En su columna, nuestro colaborador, Arturo Bojórquez, expone entre la Gobernadora y el ex Presidente de Uruguay hay un mundo de diferencia intelectual y cultural
Hace unos días, la Gobernadora Marina Ávila sostuvo un encuentro con el expresidente de Uruguay, Pepe Mujica, que dejó en claro un mundo de diferencia entre ambos políticos.
En la charla virtual, que se puede ver a través de la plataforma YouTube, se pudo ver al ex mandatario sudamericano en su humilde morada.
Según las imágenes compartidas por el gobierno de Baja California, se puede ver al expresidente izquierdista de la República Oriental del Uruguay conversar con la mandataria morenista desde el cuarto de una residencia con muebles viejos, pero cómodos, una mesa sin mayor lujo donde se encontraba el ordenador desde el cual Mujica participaba en la conversación.
Mientras tanto, los colaboradores del expresidente captaban algunas imágenes y observaban a la distancia el encuentro digital.
La modestia en la forma de vivir de Mujica contrastaba con la bella residencia de la mandatario estatal (me imagino refrigerada), adornada con mueblería fina, desde la que la ex alcaldesa de Mexicali y ex diputada federal participaba meramente como testigo.
Lo más lamentable es que la gobernadora dio muestra de sus limitaciones intelectuales, culturales y hasta políticas durante la conversación.
Cátedra

Y es que mientras Mujica daba cátedra de historia latinoamericana, economía, política, ética, migración y varios otros temas, penosamente la gobernadora apenas se distinguía con el uso de su voz al emitir una que otra palabra.
“Así es”, comentaba la gobernadora cuando su interlocutor elaboraba una disertación sobre la situación actual de América Latina, del mundo y de ética política.
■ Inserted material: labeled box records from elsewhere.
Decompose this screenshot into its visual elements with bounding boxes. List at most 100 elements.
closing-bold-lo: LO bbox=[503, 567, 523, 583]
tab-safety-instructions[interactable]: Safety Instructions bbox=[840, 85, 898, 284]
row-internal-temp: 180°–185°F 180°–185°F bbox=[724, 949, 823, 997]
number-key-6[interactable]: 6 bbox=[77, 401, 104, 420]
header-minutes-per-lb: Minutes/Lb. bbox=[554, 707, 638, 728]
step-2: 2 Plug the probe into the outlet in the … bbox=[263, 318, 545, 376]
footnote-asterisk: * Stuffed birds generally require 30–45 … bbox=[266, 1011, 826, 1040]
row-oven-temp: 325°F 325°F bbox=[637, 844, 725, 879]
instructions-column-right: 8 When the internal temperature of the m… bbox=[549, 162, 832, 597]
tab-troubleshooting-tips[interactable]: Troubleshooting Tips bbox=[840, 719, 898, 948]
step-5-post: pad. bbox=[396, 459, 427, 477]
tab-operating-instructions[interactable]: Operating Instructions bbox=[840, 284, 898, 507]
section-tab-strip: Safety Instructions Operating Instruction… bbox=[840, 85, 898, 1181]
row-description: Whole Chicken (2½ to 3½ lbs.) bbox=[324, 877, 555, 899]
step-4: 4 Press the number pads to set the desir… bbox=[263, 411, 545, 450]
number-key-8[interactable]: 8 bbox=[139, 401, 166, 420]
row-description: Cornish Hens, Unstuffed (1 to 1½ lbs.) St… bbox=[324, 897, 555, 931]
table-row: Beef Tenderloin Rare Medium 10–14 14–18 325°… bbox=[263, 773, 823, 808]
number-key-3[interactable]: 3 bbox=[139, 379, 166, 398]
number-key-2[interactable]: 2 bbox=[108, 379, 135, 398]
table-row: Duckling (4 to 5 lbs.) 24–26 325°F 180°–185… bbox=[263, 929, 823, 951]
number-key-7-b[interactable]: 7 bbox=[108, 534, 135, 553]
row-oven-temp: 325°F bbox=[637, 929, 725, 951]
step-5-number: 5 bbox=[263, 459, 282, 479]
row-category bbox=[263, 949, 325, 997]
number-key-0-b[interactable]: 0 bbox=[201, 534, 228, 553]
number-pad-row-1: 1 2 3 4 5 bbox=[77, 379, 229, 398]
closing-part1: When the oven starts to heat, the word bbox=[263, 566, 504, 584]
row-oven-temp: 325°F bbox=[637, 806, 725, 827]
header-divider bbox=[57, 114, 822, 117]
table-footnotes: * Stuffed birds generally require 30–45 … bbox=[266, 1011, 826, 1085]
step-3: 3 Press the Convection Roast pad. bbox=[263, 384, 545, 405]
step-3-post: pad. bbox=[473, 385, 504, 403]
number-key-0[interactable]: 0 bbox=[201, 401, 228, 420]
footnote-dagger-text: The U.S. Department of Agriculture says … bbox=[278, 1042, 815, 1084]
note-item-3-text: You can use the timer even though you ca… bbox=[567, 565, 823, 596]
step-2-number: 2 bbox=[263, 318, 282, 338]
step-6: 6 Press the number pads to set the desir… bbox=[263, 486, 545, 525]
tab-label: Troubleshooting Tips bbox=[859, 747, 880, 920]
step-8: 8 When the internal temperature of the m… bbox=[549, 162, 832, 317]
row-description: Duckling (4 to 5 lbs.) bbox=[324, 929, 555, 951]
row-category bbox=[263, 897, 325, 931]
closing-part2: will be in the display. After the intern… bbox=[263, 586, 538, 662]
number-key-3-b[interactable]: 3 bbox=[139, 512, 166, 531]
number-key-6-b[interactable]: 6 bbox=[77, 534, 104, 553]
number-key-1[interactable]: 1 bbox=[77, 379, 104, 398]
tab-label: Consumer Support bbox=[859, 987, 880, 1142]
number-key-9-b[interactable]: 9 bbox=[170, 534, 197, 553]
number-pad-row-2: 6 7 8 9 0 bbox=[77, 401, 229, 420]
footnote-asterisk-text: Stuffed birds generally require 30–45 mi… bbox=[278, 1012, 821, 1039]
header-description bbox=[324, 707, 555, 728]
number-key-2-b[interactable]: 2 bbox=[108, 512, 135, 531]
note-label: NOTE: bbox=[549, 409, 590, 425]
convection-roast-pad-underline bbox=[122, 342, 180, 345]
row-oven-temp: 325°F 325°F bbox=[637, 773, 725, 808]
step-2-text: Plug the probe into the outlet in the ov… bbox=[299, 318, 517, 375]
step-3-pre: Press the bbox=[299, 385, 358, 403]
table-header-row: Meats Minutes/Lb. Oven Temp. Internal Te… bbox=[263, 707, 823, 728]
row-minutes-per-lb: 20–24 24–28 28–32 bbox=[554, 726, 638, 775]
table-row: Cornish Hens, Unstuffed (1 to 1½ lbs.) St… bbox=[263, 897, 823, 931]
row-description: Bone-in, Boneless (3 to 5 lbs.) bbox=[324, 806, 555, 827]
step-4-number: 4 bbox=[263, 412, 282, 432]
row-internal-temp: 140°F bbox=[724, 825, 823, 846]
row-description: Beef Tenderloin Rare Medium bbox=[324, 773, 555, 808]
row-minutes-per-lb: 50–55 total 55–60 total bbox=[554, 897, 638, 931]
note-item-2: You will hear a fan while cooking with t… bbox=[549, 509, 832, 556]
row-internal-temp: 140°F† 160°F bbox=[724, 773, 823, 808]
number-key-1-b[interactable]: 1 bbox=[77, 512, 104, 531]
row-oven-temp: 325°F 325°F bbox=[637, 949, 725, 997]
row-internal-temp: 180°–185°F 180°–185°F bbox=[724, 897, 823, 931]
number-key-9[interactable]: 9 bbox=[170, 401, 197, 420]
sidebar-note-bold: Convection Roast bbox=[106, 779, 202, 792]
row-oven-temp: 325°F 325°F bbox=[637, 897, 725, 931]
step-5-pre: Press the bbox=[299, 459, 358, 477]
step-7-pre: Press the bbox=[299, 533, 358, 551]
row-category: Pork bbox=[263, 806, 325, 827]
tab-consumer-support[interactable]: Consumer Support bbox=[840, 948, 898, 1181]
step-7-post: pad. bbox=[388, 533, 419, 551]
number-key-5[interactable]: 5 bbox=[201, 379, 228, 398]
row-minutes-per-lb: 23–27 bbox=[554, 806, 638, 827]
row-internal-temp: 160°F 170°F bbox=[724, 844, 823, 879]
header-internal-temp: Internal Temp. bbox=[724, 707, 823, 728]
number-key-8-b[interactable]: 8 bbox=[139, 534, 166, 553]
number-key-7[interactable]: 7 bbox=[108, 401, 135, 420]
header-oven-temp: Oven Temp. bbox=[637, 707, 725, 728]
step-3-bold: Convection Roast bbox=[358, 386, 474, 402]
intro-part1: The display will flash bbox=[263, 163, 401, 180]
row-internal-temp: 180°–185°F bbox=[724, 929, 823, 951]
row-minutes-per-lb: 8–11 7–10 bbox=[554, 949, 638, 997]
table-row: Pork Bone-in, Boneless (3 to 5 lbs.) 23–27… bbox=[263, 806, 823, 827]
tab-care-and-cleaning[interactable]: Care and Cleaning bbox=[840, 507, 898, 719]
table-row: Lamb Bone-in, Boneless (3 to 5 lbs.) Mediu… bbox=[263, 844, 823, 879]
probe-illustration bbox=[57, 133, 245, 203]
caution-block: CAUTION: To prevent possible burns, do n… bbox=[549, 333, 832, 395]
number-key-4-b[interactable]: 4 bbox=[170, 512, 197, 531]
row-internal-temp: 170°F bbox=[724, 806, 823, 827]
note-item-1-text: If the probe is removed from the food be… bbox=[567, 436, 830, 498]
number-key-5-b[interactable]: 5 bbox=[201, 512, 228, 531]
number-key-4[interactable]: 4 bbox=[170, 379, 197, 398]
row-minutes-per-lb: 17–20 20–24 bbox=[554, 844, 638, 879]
Luego en ocasiones venían silencios cortos que la gobernadora interrumpía para realizar preguntas al ex mandatario.
Eso sí, Ávila Olmeda aprovechó la ocasión para destacar el motivo por el cual decidió participar en la política; esto es, el lanzamiento del ahora presidente Andrés Manuel López Obrador del Movimiento de Regeneración Nacional.
Cómo era de esperarse, las alabanzas y la adulación hacia el ahora presidente fueron casi el común denominador de las escasas intervenciones de la gobernadora.
El comunicado
En un tono similar, el gobierno de Baja California emitió un comunicado sobre el encuentro entre la mandataria y el ex presidente uruguayo.
“Para abordar la historia de la izquierda de América Latina como impulsora de políticas públicas cercanas a la gente, austeras y centradas en la felicidad de los pueblos, la Gobernadora de Baja California, Marina del Pilar Avila Olmeda, se reunió de manera virtual con el ex Presidente de Uruguay, José Alberto Mujica Cordano, un referente de la política a nivel continental, conocido por su austeridad y por impulsar acciones de Gobierno que fortalecieron significativamente el progreso de su país”, se puede leer en el boletín del gobierno estatal.
La penosa intervención de la gobernadora se vio aderezada, como ha ocurrido desde el inicio de su periodo, de los llamados Bots, quienes no se limitaron a la hora de vertir comentarios positivos y en ocasiones sin sentido sobre la charla.
La verdad, como anoté líneas arriba, el encuentro dejó en claro la falta de preparación, política, cultural e intelectual de la gobernadora y un mundo de diferencia con un hombre de Estado como Mujica.
Lo peor es que dichas carencias se han reflejado en la forma de dirigir a Baja California, que requiere un hombre o mujer de estado que esté a la altura de las circunstancias para afrontar y resolver los múltiples problemas que sufre la población, y que en Ávila Olmeda está lejos de encontrarse.